Les locataires sous le choc
Pour le couple Ritter, l'annonce a été un coup de massue. Depuis plus de quatre décennies, l'homme de 74 ans vit avec son épouse dans un appartement de quatre pièces au rez-de-chaussée de l'un de ces immeubles. Il payent leur loyer environ 2500 francs par mois.
«La résiliation du bail aurait pu être évitée, j'en suis convaincu», affirme-t-il. «La preuve se trouve juste à côté.» Les deux maisons voisines – construites la même année, mais avec deux propriétaires différents – ont déjà été rénovées il y a dix ans alors qu'elles étaient occupées. «Nous devons quitter notre logement parce que Turintra a laissé nos immeubles se dégrader», poursuit l'homme de 74 ans. Le couple et d'autres locataires veulent se défendre contre cette décision.

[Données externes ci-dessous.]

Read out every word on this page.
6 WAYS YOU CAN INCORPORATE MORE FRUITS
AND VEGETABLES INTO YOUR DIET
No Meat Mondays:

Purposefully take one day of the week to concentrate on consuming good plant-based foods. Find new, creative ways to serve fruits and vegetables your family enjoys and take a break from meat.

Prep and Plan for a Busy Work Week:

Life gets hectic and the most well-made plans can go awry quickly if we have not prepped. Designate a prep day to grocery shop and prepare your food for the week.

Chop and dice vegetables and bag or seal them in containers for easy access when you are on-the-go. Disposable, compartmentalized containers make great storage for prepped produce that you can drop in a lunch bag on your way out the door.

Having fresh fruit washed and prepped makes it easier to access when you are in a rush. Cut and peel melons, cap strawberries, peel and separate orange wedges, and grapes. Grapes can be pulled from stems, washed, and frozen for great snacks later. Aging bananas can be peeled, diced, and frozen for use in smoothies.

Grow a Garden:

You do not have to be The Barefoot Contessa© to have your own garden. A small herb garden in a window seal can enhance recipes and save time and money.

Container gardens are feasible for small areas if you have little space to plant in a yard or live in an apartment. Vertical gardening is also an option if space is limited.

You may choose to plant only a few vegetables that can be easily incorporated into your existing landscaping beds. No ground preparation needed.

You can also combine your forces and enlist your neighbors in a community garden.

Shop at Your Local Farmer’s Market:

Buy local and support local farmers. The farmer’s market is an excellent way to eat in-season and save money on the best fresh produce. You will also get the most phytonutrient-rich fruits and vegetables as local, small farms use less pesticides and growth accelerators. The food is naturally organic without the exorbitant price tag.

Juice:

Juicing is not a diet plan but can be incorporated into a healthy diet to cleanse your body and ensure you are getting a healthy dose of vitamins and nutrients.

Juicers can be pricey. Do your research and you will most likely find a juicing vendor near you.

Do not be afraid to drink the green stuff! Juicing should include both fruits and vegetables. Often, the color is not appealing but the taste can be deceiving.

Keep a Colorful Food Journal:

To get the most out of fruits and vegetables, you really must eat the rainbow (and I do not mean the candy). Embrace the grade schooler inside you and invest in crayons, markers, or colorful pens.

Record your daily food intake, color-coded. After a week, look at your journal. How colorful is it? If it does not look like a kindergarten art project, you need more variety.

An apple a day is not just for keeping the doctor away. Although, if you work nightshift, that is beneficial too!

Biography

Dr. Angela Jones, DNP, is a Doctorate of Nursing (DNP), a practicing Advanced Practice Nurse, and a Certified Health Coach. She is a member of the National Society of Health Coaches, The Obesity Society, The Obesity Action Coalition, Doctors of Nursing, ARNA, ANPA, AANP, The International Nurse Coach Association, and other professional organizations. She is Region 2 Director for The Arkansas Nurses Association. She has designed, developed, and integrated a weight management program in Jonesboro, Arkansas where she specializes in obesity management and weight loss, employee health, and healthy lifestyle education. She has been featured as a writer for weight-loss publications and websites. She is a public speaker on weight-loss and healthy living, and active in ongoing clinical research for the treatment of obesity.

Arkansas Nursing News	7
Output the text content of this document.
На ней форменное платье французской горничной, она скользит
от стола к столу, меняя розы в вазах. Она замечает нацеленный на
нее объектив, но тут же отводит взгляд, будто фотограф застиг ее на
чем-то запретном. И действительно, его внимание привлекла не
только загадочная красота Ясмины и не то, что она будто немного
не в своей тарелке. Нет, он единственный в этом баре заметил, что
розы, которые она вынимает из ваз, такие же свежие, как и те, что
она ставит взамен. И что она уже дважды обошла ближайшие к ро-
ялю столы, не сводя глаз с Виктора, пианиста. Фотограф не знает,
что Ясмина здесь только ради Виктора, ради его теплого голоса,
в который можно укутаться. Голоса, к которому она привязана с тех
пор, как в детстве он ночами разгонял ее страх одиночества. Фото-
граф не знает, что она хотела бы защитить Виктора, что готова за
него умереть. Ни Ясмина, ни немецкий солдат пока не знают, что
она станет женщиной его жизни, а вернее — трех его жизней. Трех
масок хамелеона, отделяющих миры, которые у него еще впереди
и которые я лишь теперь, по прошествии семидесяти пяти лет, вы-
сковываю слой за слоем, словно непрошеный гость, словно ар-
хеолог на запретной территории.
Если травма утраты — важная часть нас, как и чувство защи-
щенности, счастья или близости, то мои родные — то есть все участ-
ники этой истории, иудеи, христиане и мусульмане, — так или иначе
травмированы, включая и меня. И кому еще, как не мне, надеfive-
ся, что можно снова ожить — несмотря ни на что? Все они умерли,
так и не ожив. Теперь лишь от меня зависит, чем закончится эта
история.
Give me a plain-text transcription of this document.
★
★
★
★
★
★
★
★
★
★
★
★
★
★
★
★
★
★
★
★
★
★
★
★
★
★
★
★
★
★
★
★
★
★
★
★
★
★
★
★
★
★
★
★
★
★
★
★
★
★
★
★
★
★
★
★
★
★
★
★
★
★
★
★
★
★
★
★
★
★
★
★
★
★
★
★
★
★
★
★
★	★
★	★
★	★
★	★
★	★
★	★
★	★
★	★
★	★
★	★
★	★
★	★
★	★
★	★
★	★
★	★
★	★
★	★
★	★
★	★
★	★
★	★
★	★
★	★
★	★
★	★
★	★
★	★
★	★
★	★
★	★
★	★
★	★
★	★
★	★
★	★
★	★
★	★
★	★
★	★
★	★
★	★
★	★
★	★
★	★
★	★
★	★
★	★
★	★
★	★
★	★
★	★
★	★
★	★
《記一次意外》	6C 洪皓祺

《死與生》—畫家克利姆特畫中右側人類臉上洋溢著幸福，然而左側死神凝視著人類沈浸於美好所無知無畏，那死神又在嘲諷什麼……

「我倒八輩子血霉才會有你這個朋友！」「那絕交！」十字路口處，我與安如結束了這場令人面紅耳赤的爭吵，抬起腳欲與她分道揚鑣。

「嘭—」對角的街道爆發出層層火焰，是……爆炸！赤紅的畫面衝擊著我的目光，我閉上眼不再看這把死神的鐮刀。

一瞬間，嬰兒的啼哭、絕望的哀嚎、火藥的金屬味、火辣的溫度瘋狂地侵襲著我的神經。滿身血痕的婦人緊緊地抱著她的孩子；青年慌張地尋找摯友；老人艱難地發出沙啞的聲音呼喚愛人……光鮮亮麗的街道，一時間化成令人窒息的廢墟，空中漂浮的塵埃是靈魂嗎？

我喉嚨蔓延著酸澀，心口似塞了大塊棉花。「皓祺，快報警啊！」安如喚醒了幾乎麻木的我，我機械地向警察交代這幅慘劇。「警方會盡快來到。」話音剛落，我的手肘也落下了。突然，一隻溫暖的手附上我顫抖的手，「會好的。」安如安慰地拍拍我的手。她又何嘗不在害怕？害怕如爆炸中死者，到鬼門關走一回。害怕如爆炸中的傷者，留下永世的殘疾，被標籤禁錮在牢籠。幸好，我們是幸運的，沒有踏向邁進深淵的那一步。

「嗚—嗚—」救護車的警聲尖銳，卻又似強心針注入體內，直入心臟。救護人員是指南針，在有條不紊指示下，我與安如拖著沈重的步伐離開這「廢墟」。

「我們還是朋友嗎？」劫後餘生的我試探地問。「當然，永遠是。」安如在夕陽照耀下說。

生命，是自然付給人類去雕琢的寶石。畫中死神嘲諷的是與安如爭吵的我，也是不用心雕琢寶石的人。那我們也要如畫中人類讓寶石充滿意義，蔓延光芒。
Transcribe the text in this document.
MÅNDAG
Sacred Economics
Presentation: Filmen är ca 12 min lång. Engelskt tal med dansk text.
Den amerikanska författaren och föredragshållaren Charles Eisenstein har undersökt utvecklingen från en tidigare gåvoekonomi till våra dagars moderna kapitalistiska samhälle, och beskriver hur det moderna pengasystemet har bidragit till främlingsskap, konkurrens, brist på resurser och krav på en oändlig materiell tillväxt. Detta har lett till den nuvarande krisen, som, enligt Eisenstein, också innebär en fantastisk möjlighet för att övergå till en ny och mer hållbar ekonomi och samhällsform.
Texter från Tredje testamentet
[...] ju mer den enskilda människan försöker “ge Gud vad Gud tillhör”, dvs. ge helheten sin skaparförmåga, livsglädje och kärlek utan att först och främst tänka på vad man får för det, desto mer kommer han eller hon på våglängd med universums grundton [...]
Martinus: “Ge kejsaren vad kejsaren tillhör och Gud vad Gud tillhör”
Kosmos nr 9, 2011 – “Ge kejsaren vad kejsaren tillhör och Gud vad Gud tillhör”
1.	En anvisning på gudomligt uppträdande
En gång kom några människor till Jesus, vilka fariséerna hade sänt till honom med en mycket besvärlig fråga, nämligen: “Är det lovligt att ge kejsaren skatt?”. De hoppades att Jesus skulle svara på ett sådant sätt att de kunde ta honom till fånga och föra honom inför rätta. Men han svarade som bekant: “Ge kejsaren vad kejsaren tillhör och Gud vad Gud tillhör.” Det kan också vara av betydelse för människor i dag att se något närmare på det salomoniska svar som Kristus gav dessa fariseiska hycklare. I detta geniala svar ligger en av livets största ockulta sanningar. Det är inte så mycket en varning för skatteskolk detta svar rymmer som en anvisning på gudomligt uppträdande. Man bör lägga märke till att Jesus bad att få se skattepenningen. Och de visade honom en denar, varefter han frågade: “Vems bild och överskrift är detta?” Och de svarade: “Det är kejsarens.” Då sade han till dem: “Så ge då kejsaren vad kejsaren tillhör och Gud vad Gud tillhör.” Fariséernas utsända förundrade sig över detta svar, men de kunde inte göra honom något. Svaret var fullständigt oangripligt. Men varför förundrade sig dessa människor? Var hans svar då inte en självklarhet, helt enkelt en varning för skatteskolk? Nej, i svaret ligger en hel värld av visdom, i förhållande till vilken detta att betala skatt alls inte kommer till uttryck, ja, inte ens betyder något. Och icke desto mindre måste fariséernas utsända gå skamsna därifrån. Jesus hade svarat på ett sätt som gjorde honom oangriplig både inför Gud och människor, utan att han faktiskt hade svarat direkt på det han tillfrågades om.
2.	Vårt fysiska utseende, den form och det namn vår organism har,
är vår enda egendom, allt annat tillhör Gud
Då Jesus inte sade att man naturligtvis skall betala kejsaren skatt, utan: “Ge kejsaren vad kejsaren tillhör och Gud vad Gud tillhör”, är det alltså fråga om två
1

Ruth et Ernst Jost, âgés de 84 et 85 ans, sont aussi ébranlés. Blick les rencontre dans leur appartement de trois pièces et demie, que le couple occupe depuis plus de dix ans. «On sentait que quelque chose allait arriver, car tout est très vétuste ici», explique Ernst Jost. «Mais quand la lettre de résiliation de bail est arrivée, ça a quand même été un choc.»
Un marché lucratif
Le nombre de logements vacants dans les centres et les agglomérations suisses a fortement augmenté depuis le début du millénaire. Dans les endroits centraux, les terrains libres s'amenuisent. Le porte-monnaie des propriétaires joue également un rôle très important.
«Sur un marché en surchauffe, les bailleurs peuvent augmenter les loyers beaucoup plus après une rénovation totale qui nécessite de congédier les locataires, au lieu de rénover l'appartement quand il est encore occupé», explique l'expert immobilier Donato Scognamiglio. Dans les régions avec une faible demande logements, il y aurait beaucoup moins de résiliations de ce type.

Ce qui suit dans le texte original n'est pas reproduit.